TEHRAN (AFP) — Iranian opposition leader Mir Hossein Mousavi renewed on Saturday allegations of fraud in June's disputed presidential election and called for protests to continue against the result.
"People, your friends are committed not to betray you on the path of fighting liars and fraudsters," he said in a statement carried on his official website, Kaleme.com.
"With respect to this commitment, the only way that I recommend is to continue on the green path that you have followed in the past months … with small and large gatherings, campaigns and questions," Mousavi said.
His call came two days after Iran's conservative-dominated parliament united behind President Mahmoud Ahmadinejad to approve the vast majority of his new cabinet, reportedly after supreme leader Ayatollah Ali Khamenei intervened.
Mousavi — who came second in the June 12 poll — dismissed hardliner Ahmadinejad's re-election as a "shameful fraud" as hundreds of thousands of Iranians poured on to streets in protest.
Dozens of people were killed and thousands arrested in the protests, which plunged Iran into its worst internal political crisis since the 1979 Islamic revolution.
Khamenei has strongly backed Ahmadinejad, dismissed allegations of fraud, and pointed an accusing finger at the West over the post-election unrest, as well as blaming opposition leaders for the ensuing violence.
The public protests have died down over the past month in the face of a heavy crackdown by police and Islamic militiamen, but the election and its aftermath have bitterly divided the country's political elite.
The authorities have faced mounting criticism over their handling of the protests amid charges that protesters were raped and tortured in custody.
The detained former spokesman for reformist former president Mohammad Khatami, Abdollah Ramezanzadeh, claimed on Saturday he had been severely beaten as he was being arrested, as had his son.

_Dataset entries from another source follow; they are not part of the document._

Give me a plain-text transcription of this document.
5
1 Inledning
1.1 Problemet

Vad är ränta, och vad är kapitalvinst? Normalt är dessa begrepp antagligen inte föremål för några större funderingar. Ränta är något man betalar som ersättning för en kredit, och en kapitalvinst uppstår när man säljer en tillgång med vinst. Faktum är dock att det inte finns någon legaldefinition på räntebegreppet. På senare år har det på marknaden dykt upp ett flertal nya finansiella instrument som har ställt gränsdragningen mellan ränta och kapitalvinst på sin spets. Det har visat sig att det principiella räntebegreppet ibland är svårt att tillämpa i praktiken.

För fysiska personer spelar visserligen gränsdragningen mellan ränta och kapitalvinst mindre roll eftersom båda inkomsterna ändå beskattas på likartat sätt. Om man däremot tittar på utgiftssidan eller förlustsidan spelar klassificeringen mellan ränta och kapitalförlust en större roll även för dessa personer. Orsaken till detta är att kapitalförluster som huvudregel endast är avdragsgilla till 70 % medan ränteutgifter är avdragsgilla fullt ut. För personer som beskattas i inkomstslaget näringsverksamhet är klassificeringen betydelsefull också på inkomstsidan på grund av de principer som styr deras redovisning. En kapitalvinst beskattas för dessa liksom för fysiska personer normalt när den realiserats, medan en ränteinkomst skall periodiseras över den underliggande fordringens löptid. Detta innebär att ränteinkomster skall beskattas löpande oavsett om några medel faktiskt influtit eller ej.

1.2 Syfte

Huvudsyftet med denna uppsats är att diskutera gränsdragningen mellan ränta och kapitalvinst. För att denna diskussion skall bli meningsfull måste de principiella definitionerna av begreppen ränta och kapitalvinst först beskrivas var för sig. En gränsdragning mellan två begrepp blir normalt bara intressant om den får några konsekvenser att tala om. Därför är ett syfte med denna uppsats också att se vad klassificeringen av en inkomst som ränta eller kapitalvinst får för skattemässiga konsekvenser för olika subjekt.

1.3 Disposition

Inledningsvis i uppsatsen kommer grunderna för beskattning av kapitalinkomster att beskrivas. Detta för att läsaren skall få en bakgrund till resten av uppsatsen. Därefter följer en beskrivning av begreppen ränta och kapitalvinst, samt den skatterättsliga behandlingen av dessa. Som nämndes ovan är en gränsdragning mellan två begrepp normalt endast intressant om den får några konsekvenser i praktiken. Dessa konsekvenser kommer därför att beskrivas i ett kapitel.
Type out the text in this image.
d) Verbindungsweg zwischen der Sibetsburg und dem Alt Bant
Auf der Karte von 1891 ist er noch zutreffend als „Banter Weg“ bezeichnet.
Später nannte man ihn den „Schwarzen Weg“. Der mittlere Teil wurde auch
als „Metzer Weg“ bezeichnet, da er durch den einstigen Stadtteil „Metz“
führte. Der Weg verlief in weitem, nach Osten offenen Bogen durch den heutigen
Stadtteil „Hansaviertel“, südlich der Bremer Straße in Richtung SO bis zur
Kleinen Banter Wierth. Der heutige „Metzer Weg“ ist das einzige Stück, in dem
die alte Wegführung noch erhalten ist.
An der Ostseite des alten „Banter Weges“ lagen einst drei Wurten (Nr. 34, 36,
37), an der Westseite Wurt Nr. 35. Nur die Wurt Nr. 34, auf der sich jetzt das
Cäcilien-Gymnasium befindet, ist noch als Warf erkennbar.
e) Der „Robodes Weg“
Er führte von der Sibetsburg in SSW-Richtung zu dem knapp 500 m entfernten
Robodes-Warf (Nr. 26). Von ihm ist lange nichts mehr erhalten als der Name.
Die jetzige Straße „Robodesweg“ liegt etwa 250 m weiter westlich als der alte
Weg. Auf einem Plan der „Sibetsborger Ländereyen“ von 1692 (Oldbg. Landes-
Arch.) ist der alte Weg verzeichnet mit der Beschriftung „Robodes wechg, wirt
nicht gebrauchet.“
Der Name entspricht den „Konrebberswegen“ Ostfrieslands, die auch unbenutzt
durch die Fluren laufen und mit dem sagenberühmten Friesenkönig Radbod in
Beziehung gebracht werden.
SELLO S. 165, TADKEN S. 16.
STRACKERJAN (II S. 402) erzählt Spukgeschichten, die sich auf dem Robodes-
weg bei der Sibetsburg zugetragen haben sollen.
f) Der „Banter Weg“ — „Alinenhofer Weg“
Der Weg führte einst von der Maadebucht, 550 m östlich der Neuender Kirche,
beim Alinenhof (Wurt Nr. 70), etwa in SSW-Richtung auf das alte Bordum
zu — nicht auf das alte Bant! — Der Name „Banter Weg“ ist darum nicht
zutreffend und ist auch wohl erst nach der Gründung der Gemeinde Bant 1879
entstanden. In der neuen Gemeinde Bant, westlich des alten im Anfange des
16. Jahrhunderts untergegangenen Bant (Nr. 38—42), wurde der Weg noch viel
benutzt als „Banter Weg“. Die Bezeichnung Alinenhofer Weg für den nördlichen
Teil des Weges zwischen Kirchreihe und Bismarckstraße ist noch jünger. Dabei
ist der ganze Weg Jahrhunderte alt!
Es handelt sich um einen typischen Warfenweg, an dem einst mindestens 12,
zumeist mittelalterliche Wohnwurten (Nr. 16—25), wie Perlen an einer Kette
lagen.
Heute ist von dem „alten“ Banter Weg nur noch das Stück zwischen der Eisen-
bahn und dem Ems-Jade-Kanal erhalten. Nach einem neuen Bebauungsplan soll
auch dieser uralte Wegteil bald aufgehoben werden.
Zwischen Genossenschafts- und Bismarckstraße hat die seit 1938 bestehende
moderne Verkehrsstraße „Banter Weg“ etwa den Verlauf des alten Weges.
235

Ramazanzadeh, who said he was being held in solitary confinement, told the reformist parlemennews webiste his arrest "was only to settle political scores" and that he was being pressured to make a public confession.
Hundreds of people are still in prison, and 140 people — including senior reformists and journalists — have been put on trial on charges of seeking a "soft" overthrow of the regime and inciting protests.
Ahmadinejad himself has called for opposition leaders to be prosecuted over the unrest, while the opposition describes the hearings as "show trials."
Mousavi had previously said he would continue to protest via a social movement named the "Green Path of Hope."
"In the green movement we do not want anything unconventional and unexpected, but we do want to restore people's lost rights, those enshrined in the constitution," his website said.
"We want a revival of the forgotten goals of the revolution, freedom of speech, freedom after expression and freedom of choice."
Mousavi urged opposition supporters to strengthen their "social cells" and extend links within "family and neighbours' meetings, school reunions, work-out groups, religious congregations, cultural and professional associations."
He said such networks could be used to pass information "faster and more effectively than through any mass media."
Mousavi repeated his demand for the release of all detainees and a "fact-finding group to investigate the fraud and punish offenders."
The moderate former premier also called for "preventing military men from interfering in politics and financial activities."
Iran's elite Revolutionary Guards Corps accused the opposition of seeking to undermine the Islamic regime in the post-election protests and vowed to crack down on efforts to stage a "velvet revolution."
The guards and their affiliate Basij militia played a crucial role in suppressing the demonstrations, and several from among their ranks were later offered cabinet posts by Ahmadinejad.